In that moment, I hated Jack for the fact that she’d shared twenty years of her life with Marianne Engel. It was the very worst kind of hate, built upon envy, but it was also hate that I had to put aside. Jack’s experience would be invaluable, so I leveled my voice as well as I could. “What do I do now?”
“I don’t know.” She flipped the sign from “Open” to “Closed,” shooing out the remaining customers, and I followed her out of the shop. “But we have to do something.”
· · ·
Jack knew a lawyer who specialized in matters of involuntary hospitalization. I suppose this was only natural, after all her years of dealing with psychiatric patients-first her mother, then Marianne Engel.

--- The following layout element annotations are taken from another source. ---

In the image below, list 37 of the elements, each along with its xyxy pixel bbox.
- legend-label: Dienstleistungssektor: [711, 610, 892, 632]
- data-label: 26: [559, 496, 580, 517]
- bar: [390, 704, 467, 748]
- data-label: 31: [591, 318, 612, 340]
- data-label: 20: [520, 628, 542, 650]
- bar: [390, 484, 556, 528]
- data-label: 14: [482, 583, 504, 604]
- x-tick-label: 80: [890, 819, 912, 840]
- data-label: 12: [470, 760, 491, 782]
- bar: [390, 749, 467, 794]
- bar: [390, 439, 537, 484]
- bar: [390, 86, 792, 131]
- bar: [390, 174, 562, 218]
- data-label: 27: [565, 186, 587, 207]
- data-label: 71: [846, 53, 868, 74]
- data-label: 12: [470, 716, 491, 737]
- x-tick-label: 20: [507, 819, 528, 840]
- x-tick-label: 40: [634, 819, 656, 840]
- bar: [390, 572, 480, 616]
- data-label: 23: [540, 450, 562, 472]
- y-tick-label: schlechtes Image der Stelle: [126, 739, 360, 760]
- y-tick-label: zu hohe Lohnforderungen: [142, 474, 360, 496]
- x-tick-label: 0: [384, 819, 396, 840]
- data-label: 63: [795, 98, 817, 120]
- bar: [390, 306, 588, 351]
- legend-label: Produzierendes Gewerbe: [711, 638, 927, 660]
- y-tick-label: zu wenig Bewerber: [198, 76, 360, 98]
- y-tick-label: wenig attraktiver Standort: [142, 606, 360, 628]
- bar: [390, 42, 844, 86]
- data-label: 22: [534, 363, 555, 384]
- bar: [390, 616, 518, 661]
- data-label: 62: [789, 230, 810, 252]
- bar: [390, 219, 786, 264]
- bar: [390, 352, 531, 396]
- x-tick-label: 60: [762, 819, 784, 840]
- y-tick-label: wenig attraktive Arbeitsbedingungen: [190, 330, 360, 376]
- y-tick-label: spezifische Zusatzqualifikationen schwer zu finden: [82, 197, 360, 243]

Clancy McRand was an old man who sat behind a big wooden desk that sported a computer covered with small yellow Post-it notes. He kept pulling down on the lapels of his coat, as if doing so would allow him to close his jacket over a stomach that he refused to admit was as large as it really was. McRand cleared his throat a lot, even though I was doing most of the talking. He jotted down the facts on his big yellow legal pad, and Jack offered a few comments when he asked questions to which I didn’t know the answers. He seemed to know a fair amount about Marianne Engel already, from the thick file he had pulled out of the cabinet when we first arrived. It was clear that Jack had engaged McRand’s services in the past, perhaps in setting up the conservatorship.